Earlier in my career I remember reviewing a book on Earned Value Management and Analysis. It was well over 100 pages long. I thought to myself, “What have we done?”
Seriously. 100+ pages to describe a process to track project progress. To use in controlling costs. I began to long for the days when as a developer all I had to do was meet my timelines with quality working code.
Our firm had a reasonably straightforward approach to assessing project performance and progress. It was based on each Project Manager’s monthly calculation of estimates to complete. Then someone back in accounting would use these estimates along with actual expenditures, apply some black magic, and derive the revenue to be recognized. I was not sure what all corporate did with my numbers, but I always felt the exercise was for them, and not for the benefit of my project.
As we began to take on larger projects in the tens of millions of dollars, we found that many of our projects were not as profitable as previous engagements. Various analyses showed that our ability to estimate these larger projects needed to mature. Our Project Managers needed more training. But as we looked closer, it appeared that we were not particularly good at tracking and forecasting our progress. Without a more accurate picture of project performance it was difficult to make the necessary adjustments to stay on track.
Enter Earned Value Management. While the length of that book concerned me, I soon came to see the value of this technique.
I think for the first time I began to connect the dots among schedule, costs, and scope measurements to provide a combined view of project performance and progress. I could use past performance to help provide a reasonable projection of likely future performance. Estimates to complete the project became more refined. The process was helpful to the team in knowing where to make adjustments along the way.
However, it was not the process that accounted for more successful delivery. It was the judicious analysis and application of what the process told us that helped mitigate negative variances along the way. The process helped, but it was the expert judgment of people – our Project Managers – that used the process to improve our delivery success rate.
Why use Earned Value Analysis?
First, as noted above, Earned Value Analysis compares actual costs and schedule performance to the original baselined costs and schedule to expose any variances. Negative variances can then be dealt with before they become major problems.
In my earlier description of using project performance as input to revenue recognition, we would typically compare actuals to baseline costs without truly considering where we were on the project timeline. This, of course, was bound to skew our results. We operated under the erroneous assumption that costs when compared to budget (without relation to schedule) gave us a good picture of project progress. This worked fine when our projects were smaller, but soon failed us as we bid and won much larger engagements.
Secondly, Earned Value Analysis provides the IT team with a standardized methodology to measure project performance and progress. Estimates to complete based on schedule progress are an invaluable indicator of the estimate at completion as team members learn to estimate their remaining work more accurately. When used with other indicators such as SPI (Schedule Performance Index – the ratio of the earned value to the planned value at this point of the project) and CPI (Cost Performance Index – the ratio of the earned value to the actual costs at this point of the project), Project Managers can quickly determine where to make necessary adjustments to keep the project on track.

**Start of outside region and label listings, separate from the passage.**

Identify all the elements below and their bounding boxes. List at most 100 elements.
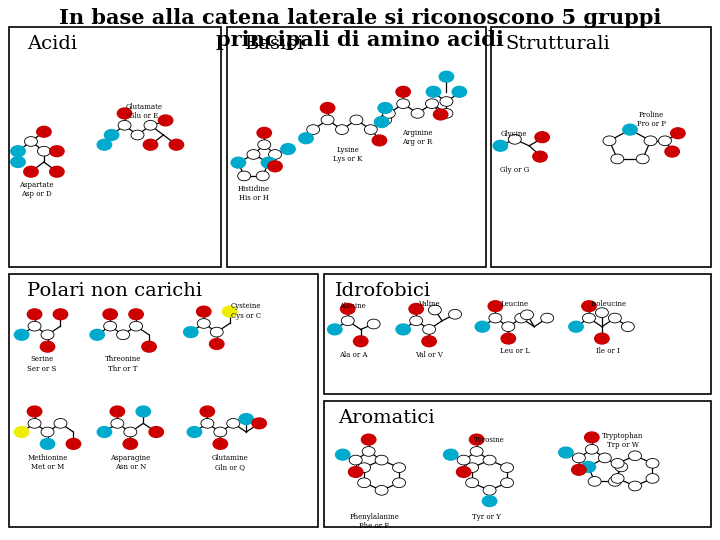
Text: Serine
Ser or S: Serine Ser or S — [27, 355, 56, 373]
Text: Polari non carichi: Polari non carichi — [27, 282, 202, 300]
Circle shape — [466, 463, 479, 472]
Text: Valine: Valine — [418, 300, 440, 308]
Circle shape — [169, 139, 184, 150]
Circle shape — [423, 325, 436, 334]
Circle shape — [646, 474, 659, 483]
Circle shape — [483, 455, 496, 465]
Circle shape — [396, 324, 410, 335]
Text: Phenylalanine
Phe or F: Phenylalanine Phe or F — [349, 513, 400, 530]
Circle shape — [28, 418, 41, 428]
Circle shape — [488, 301, 503, 312]
Circle shape — [307, 125, 320, 134]
Circle shape — [210, 327, 223, 337]
Circle shape — [66, 438, 81, 449]
Circle shape — [144, 120, 157, 130]
Circle shape — [362, 447, 375, 456]
Circle shape — [595, 308, 608, 318]
Circle shape — [489, 313, 502, 323]
Circle shape — [457, 455, 470, 465]
Circle shape — [104, 130, 119, 140]
Text: Acidi: Acidi — [27, 35, 77, 53]
Circle shape — [41, 427, 54, 437]
Circle shape — [54, 418, 67, 428]
Text: Idrofobici: Idrofobici — [335, 282, 431, 300]
Circle shape — [611, 458, 624, 468]
Circle shape — [623, 124, 637, 135]
Circle shape — [131, 130, 144, 140]
Circle shape — [281, 144, 295, 154]
Circle shape — [117, 108, 132, 119]
Circle shape — [569, 321, 583, 332]
Circle shape — [27, 309, 42, 320]
Circle shape — [222, 306, 237, 317]
Circle shape — [449, 309, 462, 319]
Text: Leu or L: Leu or L — [500, 347, 530, 355]
Circle shape — [572, 464, 586, 475]
Circle shape — [28, 321, 41, 331]
Text: Glutamine
Gln or Q: Glutamine Gln or Q — [212, 454, 249, 471]
Text: Proline
Pro or P: Proline Pro or P — [637, 111, 666, 128]
Circle shape — [261, 157, 276, 168]
Circle shape — [636, 154, 649, 164]
Circle shape — [247, 150, 260, 159]
Circle shape — [483, 485, 496, 495]
Circle shape — [572, 453, 585, 463]
Circle shape — [130, 321, 143, 331]
Circle shape — [608, 313, 621, 323]
Circle shape — [541, 313, 554, 323]
Circle shape — [611, 474, 624, 483]
Text: Arginine
Arg or R: Arginine Arg or R — [402, 129, 433, 146]
Circle shape — [378, 103, 392, 113]
Text: Strutturali: Strutturali — [505, 35, 610, 53]
FancyBboxPatch shape — [324, 401, 711, 526]
Text: principali di amino acidi: principali di amino acidi — [216, 30, 504, 50]
Text: Leucine: Leucine — [500, 300, 529, 308]
Circle shape — [257, 127, 271, 138]
FancyBboxPatch shape — [9, 274, 318, 526]
Circle shape — [321, 115, 334, 125]
Circle shape — [621, 322, 634, 332]
Circle shape — [124, 427, 137, 437]
Text: Gly or G: Gly or G — [500, 166, 529, 174]
Circle shape — [559, 447, 573, 458]
Circle shape — [375, 485, 388, 495]
Text: Ala or A: Ala or A — [338, 351, 367, 359]
Circle shape — [392, 478, 405, 488]
Circle shape — [103, 309, 117, 320]
Circle shape — [358, 463, 371, 472]
Circle shape — [629, 481, 642, 491]
Circle shape — [90, 329, 104, 340]
Circle shape — [582, 462, 595, 472]
Circle shape — [269, 150, 282, 159]
Circle shape — [500, 463, 513, 472]
Circle shape — [258, 140, 271, 150]
Text: Histidine
His or H: Histidine His or H — [238, 185, 269, 202]
Circle shape — [262, 158, 275, 167]
Circle shape — [123, 438, 138, 449]
Circle shape — [328, 324, 342, 335]
Circle shape — [603, 136, 616, 146]
Circle shape — [11, 146, 25, 157]
Circle shape — [469, 434, 484, 445]
Circle shape — [231, 157, 246, 168]
Circle shape — [440, 97, 453, 106]
Circle shape — [508, 134, 521, 144]
Circle shape — [227, 418, 240, 428]
Circle shape — [659, 136, 672, 146]
Circle shape — [466, 478, 479, 488]
Circle shape — [50, 146, 64, 157]
Text: Asparagine
Asn or N: Asparagine Asn or N — [110, 454, 150, 471]
Circle shape — [426, 86, 441, 97]
Circle shape — [341, 316, 354, 326]
Circle shape — [350, 115, 363, 125]
FancyBboxPatch shape — [324, 274, 711, 394]
Circle shape — [361, 434, 376, 445]
Circle shape — [349, 455, 362, 465]
Circle shape — [452, 86, 467, 97]
Circle shape — [410, 316, 423, 326]
Circle shape — [426, 99, 438, 109]
Circle shape — [470, 447, 483, 456]
Circle shape — [624, 125, 636, 134]
Circle shape — [232, 158, 245, 167]
Circle shape — [256, 171, 269, 181]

When every engagement uses this process, when practitioners employ it consistently, the rate of successful delivery is improved across the entire organization.
Thirdly, Earned Value Analysis goes directly to the heart of an IT provider’s ability to compete for projects. Similarly, if the IT provider is internal, Earned Value methods are valuable for the IT department to be able to maintain the confidence of its user base and senior management. In fact, in recent years it has become a requirement in certain sectors for IT firms to have a proven Earned Value Management process just to be able to bid on contracts.
IT providers that use Earned Value Analysis to recognize and stop scope creep, track progress more accurately, make better forecasts, provide better project accounting, reduce costs and/or increase profitability, and report to senior management with more confidence are at the forefront of the industry.
Why not use Earned Value Analysis?
There really is no good reason not to use Earned Value Analysis in the management of projects – unless the organization already has an effective management process in place. This is seldom the case, however.
Probably the best reason not to implement Earned Value Analysis is that many organizations flounder in their delivery because of poor basic project management skills. If an organization does not follow good project management methods in the first place, adding the sophistication of Earned Value Analysis would only serve to detract further. The organization must see the value of bringing its project management professionals up to speed. It must be able to manage its projects in a consistent fashion across the entire organization before tackling something like Earned Value Management.
I still believe that a book of 100+ pages to describe a single project management process like Earned Value Management may be overkill. However, the practice of consistently using it on every engagement is anything but.